E in tal senso sarebbe potuto essere infatti un Filmone con la F maiuscola, perché i presupposti c'erano tutti ma, come detto, vi sono stati troppi lati negativi che hanno rovinato (anche se non del tutto) la faccenda. Dico "non del tutto" proprio perché effettivamente ci sono molti pregi all'interno di questo film, a partire appunto dal bell'inizio in macchina con la prima scena, o dai titoli di testa, per non parlare poi del gioco delle 23 personalità che, in un primo momento, desta sicuramente curiosità nello spettatore. Il vero punto di forza poi è chiaramente la presenza e la prestazione sfoderata da James McAvoy, veramente eccezionale e capace di risultare coerente in tutte le sfumature caratteriali che prendono possesso del corpo del povero Kevin. L'attore, pur recitando ruoli diversi, è riuscito a dare ad ogni personaggio la giusta caratterizzazione nelle movenze, nel linguaggio e nell'atteggiamento, mostrando così emozioni differenti e contrastanti e mantenendo il pubblico incollato allo schermo per tutto il tempo. Già perché d'accordo che si parla di disturbo dissociativo dell'identità, ma a contorno delle vicende riguardanti la psiche del protagonista (o dei protagonisti..), c'è pure la storia di queste ragazze rapite e tenute segregate in un luogo all'inizio sconosciuto. E qui si potrebbe pensare ad una svolta "violenta" o rimandante a sfumature di torture porn, che in realtà non ci saranno, perché il regista gioca tutto sull'aspetto psicologico e, in questo senso fa assolutamente centro, perché i vari Dennis, Patricia, Barry ed Hedwig tengono botta in maniera convincente. Ma è a questo punto però che sorge il primo dubbio. Ma perché 23 personalità e poi il film si gioca tutto su 5 o 6? Lasciando poi tutte le altre incompiute o appena accennate da quel filmato che Casey, una delle 3 ragazze, vede sul PC? È chiaro che a quel punto ci sei dentro e pretendi un maggiore approfondimento della situazione, ma questo è un dettaglio che, in virtù di un epilogo solido e vincente, sarebbe potuto essere dimenticato in fretta.

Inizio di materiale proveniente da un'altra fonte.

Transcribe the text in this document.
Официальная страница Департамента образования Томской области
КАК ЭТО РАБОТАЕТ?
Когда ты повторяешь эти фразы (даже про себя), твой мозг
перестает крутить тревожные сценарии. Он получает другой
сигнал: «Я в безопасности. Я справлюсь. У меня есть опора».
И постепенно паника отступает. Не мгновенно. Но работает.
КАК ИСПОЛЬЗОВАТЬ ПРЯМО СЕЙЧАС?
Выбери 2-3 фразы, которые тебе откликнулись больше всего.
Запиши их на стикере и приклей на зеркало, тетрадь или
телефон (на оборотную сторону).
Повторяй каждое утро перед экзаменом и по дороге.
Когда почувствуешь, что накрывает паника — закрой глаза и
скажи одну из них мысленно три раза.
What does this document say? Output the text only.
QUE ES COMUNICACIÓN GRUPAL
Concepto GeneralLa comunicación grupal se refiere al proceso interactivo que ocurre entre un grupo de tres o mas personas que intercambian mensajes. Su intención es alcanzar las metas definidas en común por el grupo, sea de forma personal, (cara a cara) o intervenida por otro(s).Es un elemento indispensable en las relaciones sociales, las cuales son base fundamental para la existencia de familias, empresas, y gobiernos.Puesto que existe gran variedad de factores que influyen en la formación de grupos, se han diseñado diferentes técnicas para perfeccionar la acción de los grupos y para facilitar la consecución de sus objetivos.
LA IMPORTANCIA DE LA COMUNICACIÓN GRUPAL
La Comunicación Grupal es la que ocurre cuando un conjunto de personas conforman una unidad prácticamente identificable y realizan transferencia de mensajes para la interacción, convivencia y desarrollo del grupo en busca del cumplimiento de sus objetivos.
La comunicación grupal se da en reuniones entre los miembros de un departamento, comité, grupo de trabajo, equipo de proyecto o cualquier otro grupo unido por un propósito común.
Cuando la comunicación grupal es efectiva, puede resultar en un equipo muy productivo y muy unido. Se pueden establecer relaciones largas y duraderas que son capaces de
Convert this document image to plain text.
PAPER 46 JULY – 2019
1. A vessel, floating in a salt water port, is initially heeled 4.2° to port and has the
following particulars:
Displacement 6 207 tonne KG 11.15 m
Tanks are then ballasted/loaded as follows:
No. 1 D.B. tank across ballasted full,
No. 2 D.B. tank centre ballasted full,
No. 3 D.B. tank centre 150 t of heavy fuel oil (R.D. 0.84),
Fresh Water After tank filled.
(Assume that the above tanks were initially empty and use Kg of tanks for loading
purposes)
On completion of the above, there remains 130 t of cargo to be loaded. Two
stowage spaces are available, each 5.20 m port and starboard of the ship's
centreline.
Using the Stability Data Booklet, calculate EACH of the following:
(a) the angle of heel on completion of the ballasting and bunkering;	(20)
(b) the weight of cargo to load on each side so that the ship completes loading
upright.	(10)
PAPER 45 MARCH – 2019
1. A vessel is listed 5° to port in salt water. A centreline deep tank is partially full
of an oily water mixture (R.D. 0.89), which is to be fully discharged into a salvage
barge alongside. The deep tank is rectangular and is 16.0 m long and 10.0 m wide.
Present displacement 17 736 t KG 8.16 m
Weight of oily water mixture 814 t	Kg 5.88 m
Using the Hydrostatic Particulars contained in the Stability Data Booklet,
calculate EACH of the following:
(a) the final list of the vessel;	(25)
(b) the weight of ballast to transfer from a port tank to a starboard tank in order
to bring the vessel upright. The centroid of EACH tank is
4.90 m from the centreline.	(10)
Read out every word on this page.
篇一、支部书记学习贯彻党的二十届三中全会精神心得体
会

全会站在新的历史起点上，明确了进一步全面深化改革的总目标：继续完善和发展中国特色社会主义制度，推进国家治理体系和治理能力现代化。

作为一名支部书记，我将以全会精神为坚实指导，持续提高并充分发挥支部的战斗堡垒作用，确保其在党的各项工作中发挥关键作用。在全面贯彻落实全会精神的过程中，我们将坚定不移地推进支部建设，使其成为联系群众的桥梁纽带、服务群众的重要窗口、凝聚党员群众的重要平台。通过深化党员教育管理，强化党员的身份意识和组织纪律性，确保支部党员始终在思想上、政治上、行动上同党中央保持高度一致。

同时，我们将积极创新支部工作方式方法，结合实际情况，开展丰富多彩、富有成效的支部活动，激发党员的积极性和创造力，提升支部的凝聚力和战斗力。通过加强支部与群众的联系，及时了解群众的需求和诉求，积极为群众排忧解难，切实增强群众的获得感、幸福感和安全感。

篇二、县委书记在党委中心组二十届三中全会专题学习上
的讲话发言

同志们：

E invece quando entra in gioco la 24esima personalità si cambia registro e purtroppo lo si fa in peggio. Inizialmente pensavo fosse uno scherzo, perché è impossibile aver montato su un teatrino quasi perfetto fondato su basi solide e poi far crollare tutto con questo passaggio quasi sovrannaturale che, pur avendo un senso (nel senso generale della storia), onestamente ci sta come il salame col cappuccino. In pratica con questa svolta totalmente sgradita, perlomeno a me, il regista ha vanificato un lavoro dal potenziale eccellente e che fino a lì era resistito più che dignitosamente. Non mancasse poi anche la citazione finale (con il sempre redivivo Bruce Willis) che, benché io sia uno che apprezzi queste cose qui, l'ho trovata fuori luogo, messa lì come a dire che se non avete visto Unbreakable andate subito a vederlo perché poi si collegherà tutto (e io sinceramente seppur l'avrò visto non ricordavo niente ed ho dovuto trovare in rete una spiegazione, e ho pure letto che il sequel di questo e quell'altro uscirà l'anno prossimo). Non male invece la scelta di puntare, tra tutte e 3, sulla ragazza con la storia più interessante, che permette una facile previsione sul come andrà a finire il confronto tra lei e La Bestia, ma che regala quantomeno alcuni momenti interessanti, come per esempio quell'espressione verso la fine, quando le viene comunicato che lo zio era venuta a prenderla (in tal senso molto brava ed espressiva la giovane Anya Taylor Joy, che riesce perfettamente a trasmettere l'angoscia, l'ansia, la paura e crea un forte legame empatico col pubblico anche attraverso i consueti flashback che ci rivelano il doloroso passato della protagonista, che tuttavia rimane "aperto"). Ed è appunto qui che aumenta il rammarico, perché senza dubbio i personaggi e le personalità reali e "umane" sarebbero bastate a creare un film molto più intrigante. Occasione sprecata, dunque? Più o meno. Perché anche se non basta la (comunque ma fastidiosa) divertente sorpresa nell'inquadratura finale, a farci dimenticare il pasticcio precedente, comunque Split qualche spunto di riflessione lo offre.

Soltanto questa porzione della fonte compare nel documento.